65 Milliarden Euro Spanien präsentiert Sparpaket

Ciaran Giles und Daniel Woolls

11.07.2012

Bis 2015 sollen in Spanien über eine Erhöhung der Mehrwertsteuer und Ausgabenkürzungen 65 Milliarden Euro eingespart werden, teilte Ministerpräsident Mariano Rajoy mit. Foto:Andres Kudacki/AP/dapd
Bis 2015 sollen in Spanien über eine Erhöhung der Mehrwertsteuer und Ausgabenkürzungen 65 Milliarden Euro eingespart werden, teilte Ministerpräsident Mariano Rajoy mit. Foto:Andres Kudacki/AP/dapd

Madrid – Der spanischen Bevölkerung steht eine neue Runde massiver Sparmaßnahmen bevor: Bis 2015 sollen in Spanien über eine Erhöhung der Mehrwertsteuer und Ausgabenkürzungen 65 Milliarden Euro eingespart werden, wie Ministerpräsident Mariano Rajoy am Mittwoch mitteilte. In einer eindringlichen Rede vor dem Parlament bezeichnete er den Sparpaket-Schritt als alternativlos. "Das ist die Realität. Es gibt keine andere. Und wir müssen so schnell wie möglich aus diesem Loch heraus", sagte Rajoy weiter. "Es gibt keinen Raum für Fantasien oder spontane Improvisationen, weil es keine andere Wahl gibt."

Zuvor hatte sich die Eurogruppe am Dienstag im Grundsatz auf die Bedingungen für die Rettung der spanischen Banken verständigt. Zudem bekam Madrid von der EU mehr Zeit zum Sparen.

Der neue Reformplan sieht vor allem eine Erhöhung der Mehrwertsteuer von derzeit 18 auf 21 Prozent vor. Davon wären Produkte und Leistungen wie Kleidung, Autos, Zigaretten und Telefondienste betroffen. Die Mehrwertsteuer auf grundlegende Güter wie Brot, Medizin und Bücher bleibt bei vier Prozent.

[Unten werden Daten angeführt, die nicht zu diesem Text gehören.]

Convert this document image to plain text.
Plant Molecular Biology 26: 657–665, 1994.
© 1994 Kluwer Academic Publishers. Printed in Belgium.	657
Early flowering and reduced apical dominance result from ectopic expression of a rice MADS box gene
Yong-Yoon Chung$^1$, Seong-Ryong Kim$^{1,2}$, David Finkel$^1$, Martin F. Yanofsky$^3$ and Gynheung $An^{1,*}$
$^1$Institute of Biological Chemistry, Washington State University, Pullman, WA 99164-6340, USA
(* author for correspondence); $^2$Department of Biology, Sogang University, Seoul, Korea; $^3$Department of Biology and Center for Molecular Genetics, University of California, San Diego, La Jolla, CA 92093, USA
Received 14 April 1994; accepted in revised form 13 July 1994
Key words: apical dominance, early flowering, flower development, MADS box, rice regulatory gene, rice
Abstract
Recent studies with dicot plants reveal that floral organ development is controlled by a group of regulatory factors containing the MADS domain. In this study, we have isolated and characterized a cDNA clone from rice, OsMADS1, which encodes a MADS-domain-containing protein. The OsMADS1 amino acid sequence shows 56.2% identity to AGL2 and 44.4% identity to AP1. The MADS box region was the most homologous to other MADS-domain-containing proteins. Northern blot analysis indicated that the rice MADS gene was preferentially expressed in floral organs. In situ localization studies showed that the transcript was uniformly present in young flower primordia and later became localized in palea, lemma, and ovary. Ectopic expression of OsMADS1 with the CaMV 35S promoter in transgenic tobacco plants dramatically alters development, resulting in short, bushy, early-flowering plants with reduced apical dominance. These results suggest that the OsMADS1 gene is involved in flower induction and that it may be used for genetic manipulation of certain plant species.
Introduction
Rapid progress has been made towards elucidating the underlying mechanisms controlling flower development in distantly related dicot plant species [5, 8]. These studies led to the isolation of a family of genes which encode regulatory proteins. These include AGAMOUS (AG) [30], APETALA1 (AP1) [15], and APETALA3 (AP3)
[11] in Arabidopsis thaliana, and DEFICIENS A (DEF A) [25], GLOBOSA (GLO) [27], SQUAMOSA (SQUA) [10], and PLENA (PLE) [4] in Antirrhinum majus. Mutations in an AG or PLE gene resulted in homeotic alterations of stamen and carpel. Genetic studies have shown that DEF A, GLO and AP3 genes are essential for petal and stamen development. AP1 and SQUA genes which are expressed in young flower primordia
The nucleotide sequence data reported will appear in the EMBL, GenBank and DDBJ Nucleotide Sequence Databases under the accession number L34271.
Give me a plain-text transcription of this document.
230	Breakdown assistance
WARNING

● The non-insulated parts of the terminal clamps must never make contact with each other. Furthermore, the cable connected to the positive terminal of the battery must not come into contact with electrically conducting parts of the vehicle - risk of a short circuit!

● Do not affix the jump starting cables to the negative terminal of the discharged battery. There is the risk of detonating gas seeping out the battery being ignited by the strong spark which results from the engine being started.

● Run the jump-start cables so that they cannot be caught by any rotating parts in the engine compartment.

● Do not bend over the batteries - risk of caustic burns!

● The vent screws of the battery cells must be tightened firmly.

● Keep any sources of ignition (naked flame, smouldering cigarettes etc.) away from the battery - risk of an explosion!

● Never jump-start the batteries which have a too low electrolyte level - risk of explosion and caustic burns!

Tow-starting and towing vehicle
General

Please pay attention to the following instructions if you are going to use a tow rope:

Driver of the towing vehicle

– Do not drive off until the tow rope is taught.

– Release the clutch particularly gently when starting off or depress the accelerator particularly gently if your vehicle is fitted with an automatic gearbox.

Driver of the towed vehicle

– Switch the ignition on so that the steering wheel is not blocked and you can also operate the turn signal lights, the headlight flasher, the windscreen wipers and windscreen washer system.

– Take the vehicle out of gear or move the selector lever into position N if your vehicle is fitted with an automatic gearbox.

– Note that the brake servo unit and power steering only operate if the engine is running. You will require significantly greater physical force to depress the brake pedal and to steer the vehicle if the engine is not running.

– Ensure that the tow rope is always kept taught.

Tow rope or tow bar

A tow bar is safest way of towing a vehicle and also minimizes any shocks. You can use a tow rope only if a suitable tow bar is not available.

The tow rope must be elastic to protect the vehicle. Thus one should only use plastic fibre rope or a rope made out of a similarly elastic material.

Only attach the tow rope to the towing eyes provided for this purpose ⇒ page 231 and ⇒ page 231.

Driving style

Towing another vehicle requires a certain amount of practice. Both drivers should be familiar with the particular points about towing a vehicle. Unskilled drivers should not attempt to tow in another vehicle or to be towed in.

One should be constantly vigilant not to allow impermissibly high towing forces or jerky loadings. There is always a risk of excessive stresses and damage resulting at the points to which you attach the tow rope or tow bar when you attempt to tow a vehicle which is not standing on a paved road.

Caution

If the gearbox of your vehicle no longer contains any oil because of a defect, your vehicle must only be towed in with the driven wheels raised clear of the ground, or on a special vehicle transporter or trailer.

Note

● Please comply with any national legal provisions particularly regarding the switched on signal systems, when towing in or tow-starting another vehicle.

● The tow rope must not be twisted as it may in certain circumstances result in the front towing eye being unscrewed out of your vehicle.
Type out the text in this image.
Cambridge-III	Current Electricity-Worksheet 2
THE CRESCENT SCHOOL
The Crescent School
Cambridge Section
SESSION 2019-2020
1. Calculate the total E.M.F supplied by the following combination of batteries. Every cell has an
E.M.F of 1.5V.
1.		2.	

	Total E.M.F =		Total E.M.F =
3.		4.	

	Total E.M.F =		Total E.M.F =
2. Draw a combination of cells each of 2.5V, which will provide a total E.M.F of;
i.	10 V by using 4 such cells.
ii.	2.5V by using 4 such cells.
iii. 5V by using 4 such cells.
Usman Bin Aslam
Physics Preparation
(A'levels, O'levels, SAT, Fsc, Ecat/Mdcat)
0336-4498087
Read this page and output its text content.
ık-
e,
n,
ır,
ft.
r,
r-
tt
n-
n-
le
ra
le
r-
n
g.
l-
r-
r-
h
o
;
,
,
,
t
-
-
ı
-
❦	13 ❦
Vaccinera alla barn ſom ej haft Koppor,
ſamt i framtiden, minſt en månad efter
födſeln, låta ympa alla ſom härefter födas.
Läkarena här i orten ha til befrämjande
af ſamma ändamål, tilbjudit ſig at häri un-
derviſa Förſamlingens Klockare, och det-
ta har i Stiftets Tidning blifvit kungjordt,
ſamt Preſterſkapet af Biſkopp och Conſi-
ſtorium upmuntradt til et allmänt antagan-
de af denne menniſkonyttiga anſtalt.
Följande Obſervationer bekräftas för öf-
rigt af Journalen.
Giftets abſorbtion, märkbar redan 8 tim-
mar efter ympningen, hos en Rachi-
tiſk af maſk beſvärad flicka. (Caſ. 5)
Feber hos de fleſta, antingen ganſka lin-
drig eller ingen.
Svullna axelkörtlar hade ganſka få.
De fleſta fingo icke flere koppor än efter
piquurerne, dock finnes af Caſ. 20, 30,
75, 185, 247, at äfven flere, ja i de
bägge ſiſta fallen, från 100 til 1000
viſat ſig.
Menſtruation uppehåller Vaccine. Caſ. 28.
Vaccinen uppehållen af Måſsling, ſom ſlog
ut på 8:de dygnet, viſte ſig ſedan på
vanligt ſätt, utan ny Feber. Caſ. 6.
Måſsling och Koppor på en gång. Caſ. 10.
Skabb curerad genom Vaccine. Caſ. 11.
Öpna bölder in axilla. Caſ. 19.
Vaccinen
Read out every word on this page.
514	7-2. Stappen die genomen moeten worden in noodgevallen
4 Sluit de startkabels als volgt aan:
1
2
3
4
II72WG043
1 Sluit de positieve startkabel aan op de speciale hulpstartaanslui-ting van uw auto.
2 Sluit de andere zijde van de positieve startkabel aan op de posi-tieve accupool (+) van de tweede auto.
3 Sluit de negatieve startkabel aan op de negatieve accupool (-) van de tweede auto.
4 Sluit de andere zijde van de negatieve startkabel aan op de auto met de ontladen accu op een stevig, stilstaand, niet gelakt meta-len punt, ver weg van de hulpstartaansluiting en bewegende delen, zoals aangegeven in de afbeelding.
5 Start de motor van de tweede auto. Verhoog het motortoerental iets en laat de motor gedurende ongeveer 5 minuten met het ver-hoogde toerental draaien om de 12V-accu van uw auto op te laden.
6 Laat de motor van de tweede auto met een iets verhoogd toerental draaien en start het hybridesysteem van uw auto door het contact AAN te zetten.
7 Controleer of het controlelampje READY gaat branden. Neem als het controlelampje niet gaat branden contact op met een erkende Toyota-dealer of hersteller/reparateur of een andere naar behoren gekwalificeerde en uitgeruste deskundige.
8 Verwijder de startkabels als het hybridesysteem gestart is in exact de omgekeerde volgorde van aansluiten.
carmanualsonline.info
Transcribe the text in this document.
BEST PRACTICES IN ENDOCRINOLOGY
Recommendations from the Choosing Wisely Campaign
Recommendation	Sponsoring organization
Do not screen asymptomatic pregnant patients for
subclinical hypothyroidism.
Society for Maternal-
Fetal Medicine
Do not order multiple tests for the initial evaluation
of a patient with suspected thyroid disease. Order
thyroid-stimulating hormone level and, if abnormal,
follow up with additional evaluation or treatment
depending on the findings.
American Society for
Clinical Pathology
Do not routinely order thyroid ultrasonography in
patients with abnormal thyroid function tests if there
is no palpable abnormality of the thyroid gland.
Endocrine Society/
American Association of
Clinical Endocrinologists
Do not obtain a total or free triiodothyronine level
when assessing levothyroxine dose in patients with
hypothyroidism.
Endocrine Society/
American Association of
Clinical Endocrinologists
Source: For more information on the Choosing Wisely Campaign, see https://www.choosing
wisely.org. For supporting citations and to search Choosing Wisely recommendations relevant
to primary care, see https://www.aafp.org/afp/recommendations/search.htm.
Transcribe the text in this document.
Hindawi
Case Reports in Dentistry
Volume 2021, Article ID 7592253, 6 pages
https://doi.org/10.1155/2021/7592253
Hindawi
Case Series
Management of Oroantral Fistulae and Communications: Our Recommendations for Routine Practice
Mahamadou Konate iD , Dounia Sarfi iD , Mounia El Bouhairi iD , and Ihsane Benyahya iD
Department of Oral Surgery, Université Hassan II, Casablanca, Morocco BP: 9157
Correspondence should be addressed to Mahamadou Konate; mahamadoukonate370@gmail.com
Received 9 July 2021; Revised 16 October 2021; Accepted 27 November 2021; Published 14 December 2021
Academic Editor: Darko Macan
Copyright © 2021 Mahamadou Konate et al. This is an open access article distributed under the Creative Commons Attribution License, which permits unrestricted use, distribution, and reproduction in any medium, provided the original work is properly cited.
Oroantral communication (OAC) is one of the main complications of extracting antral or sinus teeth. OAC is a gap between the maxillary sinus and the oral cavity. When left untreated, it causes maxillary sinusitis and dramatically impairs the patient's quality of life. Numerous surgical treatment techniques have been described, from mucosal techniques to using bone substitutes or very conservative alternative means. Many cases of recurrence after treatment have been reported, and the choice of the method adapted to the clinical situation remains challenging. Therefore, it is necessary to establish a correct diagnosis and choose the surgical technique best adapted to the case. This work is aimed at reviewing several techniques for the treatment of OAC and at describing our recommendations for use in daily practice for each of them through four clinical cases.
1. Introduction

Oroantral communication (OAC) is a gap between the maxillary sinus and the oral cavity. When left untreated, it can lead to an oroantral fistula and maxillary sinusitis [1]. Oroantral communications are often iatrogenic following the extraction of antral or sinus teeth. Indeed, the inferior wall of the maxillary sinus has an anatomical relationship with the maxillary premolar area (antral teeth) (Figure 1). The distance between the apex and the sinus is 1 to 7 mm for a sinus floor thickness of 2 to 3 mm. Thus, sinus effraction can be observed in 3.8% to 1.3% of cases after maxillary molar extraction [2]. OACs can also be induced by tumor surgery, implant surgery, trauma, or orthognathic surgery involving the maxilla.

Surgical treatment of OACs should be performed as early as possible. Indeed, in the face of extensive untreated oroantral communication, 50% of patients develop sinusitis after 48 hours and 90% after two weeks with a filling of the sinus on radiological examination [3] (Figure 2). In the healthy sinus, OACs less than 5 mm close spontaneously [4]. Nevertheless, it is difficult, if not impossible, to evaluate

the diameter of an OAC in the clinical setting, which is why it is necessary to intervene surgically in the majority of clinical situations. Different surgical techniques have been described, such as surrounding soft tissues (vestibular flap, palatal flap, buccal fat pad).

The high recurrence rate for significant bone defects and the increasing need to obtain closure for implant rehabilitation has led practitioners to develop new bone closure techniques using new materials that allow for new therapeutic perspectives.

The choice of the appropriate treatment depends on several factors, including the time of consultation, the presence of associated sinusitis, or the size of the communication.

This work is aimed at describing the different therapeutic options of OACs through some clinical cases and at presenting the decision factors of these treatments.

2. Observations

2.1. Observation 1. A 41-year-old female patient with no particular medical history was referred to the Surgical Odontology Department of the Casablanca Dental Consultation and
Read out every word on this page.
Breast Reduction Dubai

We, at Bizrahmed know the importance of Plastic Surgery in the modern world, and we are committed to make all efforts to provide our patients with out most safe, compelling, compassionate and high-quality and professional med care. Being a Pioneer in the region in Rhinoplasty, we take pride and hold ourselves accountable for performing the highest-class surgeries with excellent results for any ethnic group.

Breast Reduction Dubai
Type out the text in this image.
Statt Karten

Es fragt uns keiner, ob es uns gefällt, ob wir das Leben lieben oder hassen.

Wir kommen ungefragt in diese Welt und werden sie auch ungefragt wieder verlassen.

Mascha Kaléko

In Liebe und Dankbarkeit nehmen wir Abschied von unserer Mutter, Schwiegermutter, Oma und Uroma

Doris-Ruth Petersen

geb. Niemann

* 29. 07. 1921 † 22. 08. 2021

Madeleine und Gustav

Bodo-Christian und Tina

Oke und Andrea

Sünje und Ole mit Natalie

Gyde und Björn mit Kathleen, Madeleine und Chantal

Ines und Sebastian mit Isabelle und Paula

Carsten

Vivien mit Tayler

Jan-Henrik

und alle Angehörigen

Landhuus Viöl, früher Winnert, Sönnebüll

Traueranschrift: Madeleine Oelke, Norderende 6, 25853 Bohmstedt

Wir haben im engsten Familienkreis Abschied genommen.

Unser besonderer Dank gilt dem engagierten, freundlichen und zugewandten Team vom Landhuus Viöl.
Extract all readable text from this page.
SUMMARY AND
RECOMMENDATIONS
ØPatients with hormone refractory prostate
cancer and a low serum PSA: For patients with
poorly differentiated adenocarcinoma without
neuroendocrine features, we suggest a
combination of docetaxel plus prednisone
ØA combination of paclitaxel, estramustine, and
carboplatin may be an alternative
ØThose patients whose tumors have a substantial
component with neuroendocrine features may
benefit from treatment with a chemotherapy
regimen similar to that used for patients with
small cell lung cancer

Vorgesehen sind zudem Lohnkürzungen im Öffentlichen Dienst sowie bei den Parlamentsabgeordneten. Auf den Prüfstand sollen auch Arbeitslosenhilfen gestellt werden. Geplant sind für das Sparpaket außerdem weitere Schließungen von staatlich betriebenen Unternehmen; Steuerabzüge für Hausbesitzer sollen kassiert werden; Parteien und Gewerkschaften müssen in Spanien mit Kürzungen staatlicher Subventionen um 20 Prozent rechnen.